Se ele é menor de idade, os pais dele são responsáveis por arcar com as despesas da criança. 

 

Nazário explicou que o projeto da Defensoria também trabalha com a responsabilização dele e da família. 

 

“Há quanto tempo existia esse namoro, como ele se desenvolveu, qual foi o olhar da família, se houve conversa sobre prevenção, se foram à rede básica de saúde, se foram ao postinho. É isso que a gente também procura alertar os pais, porque ninguém é pai ou mãe sozinho. Nesse aspecto, há uma conjuntura familiar que precisa ser observada”, disse.

 

 

 

Além disso, as mães atendidas são, em sua maioria, adolescentes, o que também implica que os pais sejam, na maioria das vezes. Já houve uma jovem que tinha acabado de completar 12 anos e deu à luz a um filho, explicou Elianeth. 

 

O ciclo da pobreza 

 

A maternidade na juventude também pode, muitas vezes, alimentar o ciclo da pobreza, de acordo com Elianeth Nazário. Isso porque a sociedade impõe vergonha àquela mãe. 

 

Ela começa a sofrer bullying na escola por ser mãe jovem, deixa de ir às aulas e não conclui os seus estudos. 

 

“Quando nasce o neném, é uma boca a mais. Muitas vezes, a família é tão vulnerável quanto ela. E aí? Como ela vai sustentar essa criança? Como vai se manter? Ou ela fica em casa, trabalhando apenas em serviços domésticos, cuidando do bebê, já não pode voltar para a escola; ou é uma mãe sem instrução, que vai precisar, em um momento ou outro, trabalhar. E, com essa baixa escolaridade, que trabalho ela vai conseguir?

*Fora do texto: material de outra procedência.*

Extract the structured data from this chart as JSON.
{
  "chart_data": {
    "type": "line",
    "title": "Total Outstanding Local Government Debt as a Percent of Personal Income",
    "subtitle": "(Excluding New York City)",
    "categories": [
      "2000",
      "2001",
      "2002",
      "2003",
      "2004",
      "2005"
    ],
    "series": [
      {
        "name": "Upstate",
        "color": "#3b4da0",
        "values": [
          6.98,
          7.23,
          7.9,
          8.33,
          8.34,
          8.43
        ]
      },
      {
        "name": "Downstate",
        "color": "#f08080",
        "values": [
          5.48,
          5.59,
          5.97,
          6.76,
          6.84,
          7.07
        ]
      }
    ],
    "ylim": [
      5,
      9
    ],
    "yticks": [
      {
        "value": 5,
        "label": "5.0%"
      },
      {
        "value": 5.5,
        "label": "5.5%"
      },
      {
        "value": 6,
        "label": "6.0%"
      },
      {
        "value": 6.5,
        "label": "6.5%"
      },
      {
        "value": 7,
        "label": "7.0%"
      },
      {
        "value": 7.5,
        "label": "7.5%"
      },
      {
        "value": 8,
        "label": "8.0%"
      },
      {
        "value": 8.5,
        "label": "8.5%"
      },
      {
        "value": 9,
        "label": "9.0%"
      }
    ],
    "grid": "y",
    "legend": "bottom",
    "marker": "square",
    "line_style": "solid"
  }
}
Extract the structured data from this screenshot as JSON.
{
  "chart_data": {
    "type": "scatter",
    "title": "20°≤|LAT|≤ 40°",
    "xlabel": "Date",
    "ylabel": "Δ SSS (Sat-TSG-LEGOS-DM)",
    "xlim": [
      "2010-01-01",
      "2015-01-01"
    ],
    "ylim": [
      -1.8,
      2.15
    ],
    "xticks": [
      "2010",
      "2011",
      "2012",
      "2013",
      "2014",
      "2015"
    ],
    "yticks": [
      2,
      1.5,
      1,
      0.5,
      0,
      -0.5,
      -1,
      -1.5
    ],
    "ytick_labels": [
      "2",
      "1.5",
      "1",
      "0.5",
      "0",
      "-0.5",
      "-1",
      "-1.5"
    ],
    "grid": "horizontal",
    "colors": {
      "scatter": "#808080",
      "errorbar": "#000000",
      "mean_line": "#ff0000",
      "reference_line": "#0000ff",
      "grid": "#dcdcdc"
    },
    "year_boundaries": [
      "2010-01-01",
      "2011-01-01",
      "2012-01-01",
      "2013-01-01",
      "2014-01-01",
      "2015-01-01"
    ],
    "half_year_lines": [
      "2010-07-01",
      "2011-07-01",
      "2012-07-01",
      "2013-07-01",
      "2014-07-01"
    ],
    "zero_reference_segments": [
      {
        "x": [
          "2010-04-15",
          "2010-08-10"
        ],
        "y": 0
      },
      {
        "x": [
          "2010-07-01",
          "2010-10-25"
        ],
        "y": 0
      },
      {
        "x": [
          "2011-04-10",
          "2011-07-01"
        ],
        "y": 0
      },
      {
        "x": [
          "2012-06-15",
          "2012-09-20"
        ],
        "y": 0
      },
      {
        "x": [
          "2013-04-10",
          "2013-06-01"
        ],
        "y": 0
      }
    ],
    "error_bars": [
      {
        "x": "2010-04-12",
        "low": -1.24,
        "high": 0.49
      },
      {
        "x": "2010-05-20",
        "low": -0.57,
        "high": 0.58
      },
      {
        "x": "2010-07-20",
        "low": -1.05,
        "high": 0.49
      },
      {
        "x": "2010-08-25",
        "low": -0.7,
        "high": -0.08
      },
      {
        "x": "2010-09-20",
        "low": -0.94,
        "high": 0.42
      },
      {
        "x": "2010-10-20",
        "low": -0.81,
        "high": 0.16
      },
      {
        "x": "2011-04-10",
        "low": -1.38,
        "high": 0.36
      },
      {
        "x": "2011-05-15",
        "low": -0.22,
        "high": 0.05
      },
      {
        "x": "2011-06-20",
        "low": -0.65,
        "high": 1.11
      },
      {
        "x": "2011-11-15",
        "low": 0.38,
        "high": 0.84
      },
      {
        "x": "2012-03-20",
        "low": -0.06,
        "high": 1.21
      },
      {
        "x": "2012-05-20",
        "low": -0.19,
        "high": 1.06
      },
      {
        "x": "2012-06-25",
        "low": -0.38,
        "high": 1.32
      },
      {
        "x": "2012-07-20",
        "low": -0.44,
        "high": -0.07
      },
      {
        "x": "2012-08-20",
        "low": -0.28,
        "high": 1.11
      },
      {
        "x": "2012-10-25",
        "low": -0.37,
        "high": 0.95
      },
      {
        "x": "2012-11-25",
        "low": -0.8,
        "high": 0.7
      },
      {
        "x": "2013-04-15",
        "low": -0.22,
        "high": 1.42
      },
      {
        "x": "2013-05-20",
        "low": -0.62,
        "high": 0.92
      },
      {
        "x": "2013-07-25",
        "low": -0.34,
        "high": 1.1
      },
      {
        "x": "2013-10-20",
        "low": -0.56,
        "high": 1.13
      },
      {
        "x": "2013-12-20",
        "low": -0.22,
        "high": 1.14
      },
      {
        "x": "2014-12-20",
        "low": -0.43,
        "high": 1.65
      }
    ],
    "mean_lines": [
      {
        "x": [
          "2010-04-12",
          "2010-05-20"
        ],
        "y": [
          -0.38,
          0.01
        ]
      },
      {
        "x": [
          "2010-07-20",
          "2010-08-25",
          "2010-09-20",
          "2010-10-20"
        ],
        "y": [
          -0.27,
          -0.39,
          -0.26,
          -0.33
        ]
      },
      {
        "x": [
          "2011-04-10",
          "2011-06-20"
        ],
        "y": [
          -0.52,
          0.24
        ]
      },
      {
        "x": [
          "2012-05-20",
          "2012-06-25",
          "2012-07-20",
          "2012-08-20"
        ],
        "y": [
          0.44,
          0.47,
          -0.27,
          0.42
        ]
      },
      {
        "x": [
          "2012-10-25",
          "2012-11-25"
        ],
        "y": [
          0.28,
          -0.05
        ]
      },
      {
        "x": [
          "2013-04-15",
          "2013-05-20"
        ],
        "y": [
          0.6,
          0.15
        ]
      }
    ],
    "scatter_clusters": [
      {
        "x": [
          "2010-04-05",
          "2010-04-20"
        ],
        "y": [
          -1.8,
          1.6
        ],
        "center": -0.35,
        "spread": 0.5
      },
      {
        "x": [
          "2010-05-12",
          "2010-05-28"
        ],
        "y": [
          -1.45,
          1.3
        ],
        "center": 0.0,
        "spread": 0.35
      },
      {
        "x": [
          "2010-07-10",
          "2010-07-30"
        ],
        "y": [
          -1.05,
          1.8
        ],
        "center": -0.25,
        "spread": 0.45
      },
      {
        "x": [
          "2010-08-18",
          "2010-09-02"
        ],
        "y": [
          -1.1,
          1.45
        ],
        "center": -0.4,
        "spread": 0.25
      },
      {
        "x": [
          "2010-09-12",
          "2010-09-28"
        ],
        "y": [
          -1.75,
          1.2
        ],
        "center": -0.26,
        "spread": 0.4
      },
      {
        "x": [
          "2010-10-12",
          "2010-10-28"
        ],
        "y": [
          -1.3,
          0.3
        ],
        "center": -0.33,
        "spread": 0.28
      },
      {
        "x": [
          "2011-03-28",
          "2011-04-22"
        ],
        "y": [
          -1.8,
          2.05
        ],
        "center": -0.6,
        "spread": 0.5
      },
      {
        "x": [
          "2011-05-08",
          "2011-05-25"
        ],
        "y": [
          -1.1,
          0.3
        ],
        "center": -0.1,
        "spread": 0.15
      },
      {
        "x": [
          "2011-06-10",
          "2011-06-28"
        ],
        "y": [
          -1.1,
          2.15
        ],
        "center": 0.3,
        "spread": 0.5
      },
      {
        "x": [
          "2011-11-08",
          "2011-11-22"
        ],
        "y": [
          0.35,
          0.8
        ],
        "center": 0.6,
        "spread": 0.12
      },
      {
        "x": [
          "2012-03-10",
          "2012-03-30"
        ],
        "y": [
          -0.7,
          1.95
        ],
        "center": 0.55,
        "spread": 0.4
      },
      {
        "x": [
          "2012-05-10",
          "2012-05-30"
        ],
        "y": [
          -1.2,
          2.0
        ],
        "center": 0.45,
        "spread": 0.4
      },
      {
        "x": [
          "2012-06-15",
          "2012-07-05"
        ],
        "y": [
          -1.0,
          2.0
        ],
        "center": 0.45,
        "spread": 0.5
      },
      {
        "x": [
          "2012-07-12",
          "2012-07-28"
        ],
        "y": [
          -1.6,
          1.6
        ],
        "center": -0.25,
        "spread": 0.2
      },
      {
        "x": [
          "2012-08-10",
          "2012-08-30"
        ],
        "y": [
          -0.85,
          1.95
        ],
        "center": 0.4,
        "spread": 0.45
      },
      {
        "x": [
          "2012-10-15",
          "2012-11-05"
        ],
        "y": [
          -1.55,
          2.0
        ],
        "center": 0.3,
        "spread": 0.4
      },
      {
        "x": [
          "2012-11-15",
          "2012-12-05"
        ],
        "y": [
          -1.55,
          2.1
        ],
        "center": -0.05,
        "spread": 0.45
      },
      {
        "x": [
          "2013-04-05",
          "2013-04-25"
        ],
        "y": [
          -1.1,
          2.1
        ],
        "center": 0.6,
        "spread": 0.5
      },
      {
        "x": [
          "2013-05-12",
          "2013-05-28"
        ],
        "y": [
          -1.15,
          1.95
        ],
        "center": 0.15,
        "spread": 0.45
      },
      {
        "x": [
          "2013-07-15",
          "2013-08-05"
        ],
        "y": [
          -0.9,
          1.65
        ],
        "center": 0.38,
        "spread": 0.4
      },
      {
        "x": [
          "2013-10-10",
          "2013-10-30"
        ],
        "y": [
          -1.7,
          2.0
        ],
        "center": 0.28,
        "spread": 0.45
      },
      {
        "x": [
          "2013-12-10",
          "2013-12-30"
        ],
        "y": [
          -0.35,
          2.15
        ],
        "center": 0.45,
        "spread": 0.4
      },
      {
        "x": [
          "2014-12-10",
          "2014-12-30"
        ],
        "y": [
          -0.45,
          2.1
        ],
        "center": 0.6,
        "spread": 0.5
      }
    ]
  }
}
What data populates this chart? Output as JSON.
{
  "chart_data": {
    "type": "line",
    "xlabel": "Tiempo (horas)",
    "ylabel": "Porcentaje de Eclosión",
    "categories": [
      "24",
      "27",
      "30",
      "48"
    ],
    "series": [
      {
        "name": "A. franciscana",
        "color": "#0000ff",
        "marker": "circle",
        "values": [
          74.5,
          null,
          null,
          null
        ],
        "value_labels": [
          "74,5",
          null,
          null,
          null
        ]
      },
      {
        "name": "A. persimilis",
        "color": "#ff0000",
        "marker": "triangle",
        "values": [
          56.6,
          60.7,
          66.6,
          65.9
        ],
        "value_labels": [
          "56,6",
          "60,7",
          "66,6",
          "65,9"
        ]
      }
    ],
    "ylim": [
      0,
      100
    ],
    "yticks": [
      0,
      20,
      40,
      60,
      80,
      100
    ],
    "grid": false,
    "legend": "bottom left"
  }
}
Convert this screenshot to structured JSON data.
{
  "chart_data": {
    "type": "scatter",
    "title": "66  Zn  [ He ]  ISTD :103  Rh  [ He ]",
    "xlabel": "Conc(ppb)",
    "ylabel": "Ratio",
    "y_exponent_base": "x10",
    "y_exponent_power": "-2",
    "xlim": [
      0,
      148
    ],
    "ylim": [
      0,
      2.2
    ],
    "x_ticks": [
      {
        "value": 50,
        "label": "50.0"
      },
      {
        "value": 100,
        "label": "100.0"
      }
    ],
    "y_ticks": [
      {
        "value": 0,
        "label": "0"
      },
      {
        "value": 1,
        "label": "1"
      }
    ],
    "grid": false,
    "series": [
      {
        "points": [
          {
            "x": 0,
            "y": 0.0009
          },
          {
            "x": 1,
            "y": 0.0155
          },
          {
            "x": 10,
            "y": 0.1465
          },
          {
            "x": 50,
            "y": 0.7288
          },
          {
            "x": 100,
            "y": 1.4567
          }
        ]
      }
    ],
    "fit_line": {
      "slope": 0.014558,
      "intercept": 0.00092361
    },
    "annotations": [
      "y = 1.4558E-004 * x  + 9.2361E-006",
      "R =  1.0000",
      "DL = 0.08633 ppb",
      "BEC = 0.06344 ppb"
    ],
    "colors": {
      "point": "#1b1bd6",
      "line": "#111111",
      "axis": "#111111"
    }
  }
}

Esse é um ciclo de pobreza”, afirmou.

 

Além disso, a defensora explicou ser comum que essas mães tenham outros filhos, aumentando este ciclo. 

 

 

Além das demandas espontâneas relacionadas ao nascimento de crianças, a equipe também recebe pedidos que não envolvem, necessariamente, conflitos sobre registro ou paternidade. Há casos ligados a questões de saúde, como solicitações de home care, além de demandas de natureza familiar.

 

Com o projeto, a Defensoria já proporcionou uma economia superior a R$ 2 milhões em recursos públicos e beneficiou milhares de famílias. A iniciativa foi reconhecida nacionalmente ao conquistar o segundo lugar no Prêmio Innovare 2025, pelo apoio prestado à população.